3. Create the routing tables
This is pretty easy. As we control all the machines we don’t need to worry about particular routes, we just tell the machines how to access the outside world:
- name: Set up the public subnet route table
ec2_vpc_route_table:
vpc_id: "{{ result_vpc.vpc.id }}"
region: 'eu-west-1'
subnets: "{{ result_public_subnet.subnet.id }}"
routes:
- dest: '0.0.0.0/0'
gateway_id: "{{ result_igw.gateway_id }}"
register: result_public_route
- name: Set up private subnet route table
ec2_vpc_route_table:
vpc_id: "{{ result_vpc.vpc.id }}"
region: 'eu-west-1'
subnets: "{{ result_private_subnet.subnet.id }}"
routes:
- dest: '0.0.0.0/0'
gateway_id: "{{ result_nat_gateway.nat_gateway_id }}"
register: result_private_route
4. Construct the target groups and load balancer
This is where things get hairy! We defined the machines as a list in Ansible so we can loop over them to make the target groups and fit them into the balancer:
machines:
- name: machine1
address: 10.0.2.101
routes:
- from_port: 80
to_port: 80
- from_port: 43000
to_port: 22
- name: machine2
address: 10.0.2.102
routes:
- from_port: 443
to_port: 443
- from_port: 43001
to_port: 22
Now we “just” have to make a bunch of target groups:
- name: Create website target group
elb_target_group:
name: "{{ item.0.name + '-' + item.1.from_port|string }}"
protocol: 'tcp'
port: "{{ item.1.from_port }}"
vpc_id: "{{ result_vpc.vpc.id }}"
target_type: 'ip'
targets:
- Id: "{{ item.0.address }}"
Port: "{{ item.1.to_port }}"
state: present
loop: "{{ machines | subelements('routes') | list }}"

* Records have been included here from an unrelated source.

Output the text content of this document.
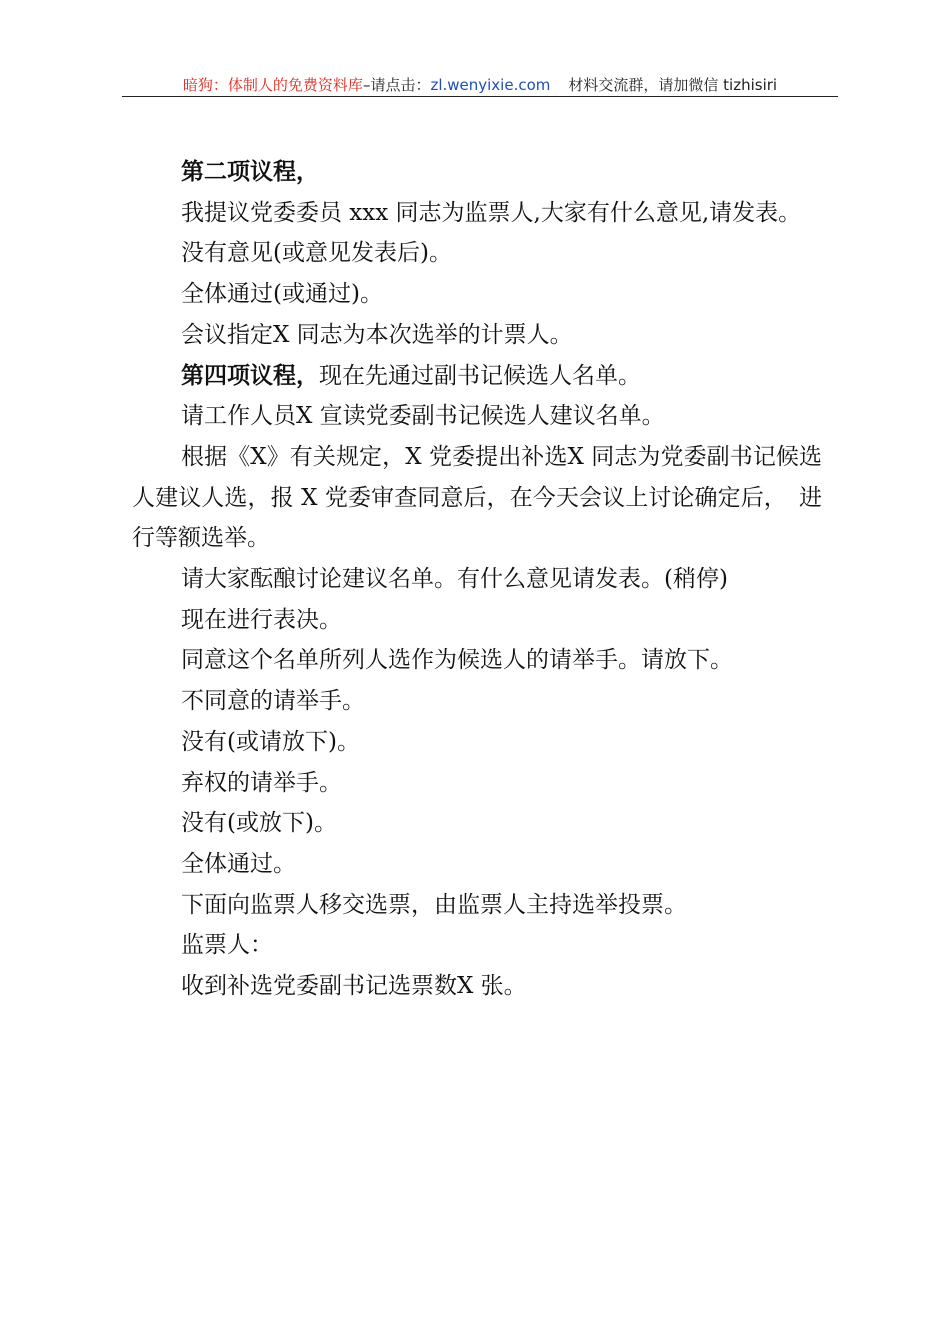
暗狗：体制人的免费资料库–请点击：zl.wenyixie.com 材料交流群，请加微信 tizhisiri

第二项议程，

我提议党委委员 xxx 同志为监票人,大家有什么意见,请发表。

没有意见(或意见发表后)。

全体通过(或通过)。

会议指定X 同志为本次选举的计票人。

第四项议程，现在先通过副书记候选人名单。

请工作人员X 宣读党委副书记候选人建议名单。

根据《X》有关规定，X 党委提出补选X 同志为党委副书记候选人建议人选，报 X 党委审查同意后，在今天会议上讨论确定后， 进行等额选举。

请大家酝酿讨论建议名单。有什么意见请发表。(稍停)

现在进行表决。

同意这个名单所列人选作为候选人的请举手。请放下。

不同意的请举手。

没有(或请放下)。

弃权的请举手。

没有(或放下)。

全体通过。

下面向监票人移交选票，由监票人主持选举投票。

监票人：

收到补选党委副书记选票数X 张。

…and we “just” have to supply these as listeners to the load balancer:
- name: Set listeners fact
set_fact:
listeners: >-
{{ (listeners | default([])) + [{
'Protocol': 'tcp',
'Port': item.1.from_port,
'DefaultActions': {
'Type': 'forward',
'TargetGroupName': item.0.name + '-' + item.1.from_port|string
}
}] }}
loop: "{{ machines | subelements('routes') | list }}"
- name: Create network load balancer
elb_network_lb:
state: 'present'
name: 'locallb'
subnets: "{{ result_public_subnet.subnet.id }}"

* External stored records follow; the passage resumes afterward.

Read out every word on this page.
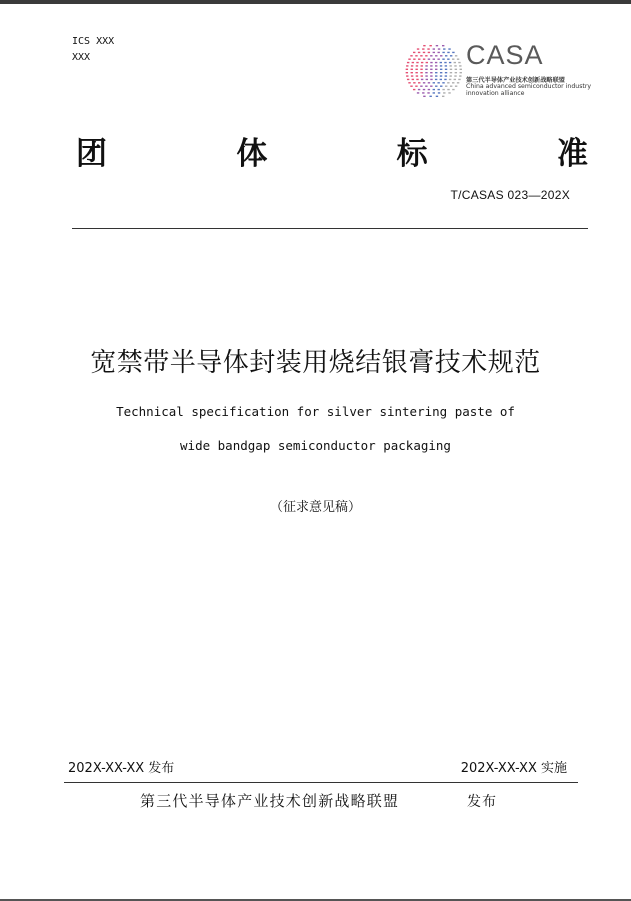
ICS XXX
XXX	CASA
第三代半导体产业技术创新战略联盟
China advanced semiconductor industry
innovation alliance
团	体	标	准
T/CASAS 023—202X
宽禁带半导体封装用烧结银膏技术规范
Technical specification for silver sintering paste of
wide bandgap semiconductor packaging
（征求意见稿）
202X-XX-XX 发布	202X-XX-XX 实施
第三代半导体产业技术创新战略联盟	发布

listeners: "{{ listeners }}"
register: result_network_lb
Jinja2 templating
This looks a bit crazy at first but the process isn’t too bad once its broken down:
machines:
- name: machine1
routes:
- port: 1
- port: 2
- name: machine2
routes:
- port: 3
- port: 4
to:
-
- name: machine1
routes:
- port: 1
- port: 2
- port: 1
-
- name: machine1
...
- port: 2
-
- name: machine2
...
- port: 3
...
So item.0.name = machine1..machine2
and item.1.port = 1..4
. Creating the listeners
fact
uses a handy Ansible pattern where we can default an undefined value to an empty list (or dictionary):
- set_fact:
variable: >-
{{ (variable | default([])) + [...] }}
loop: " {{ ... }}"
so we can build up the list of listeners by iterating over the machines and ports.
Does it work?
It does! We can construct a Virtual Private Cloud with a completely controlled private network in just over 30 seconds. If the machines are available as AMIs then the whole test process can be completed in a matter of minutes and torn down afterwards.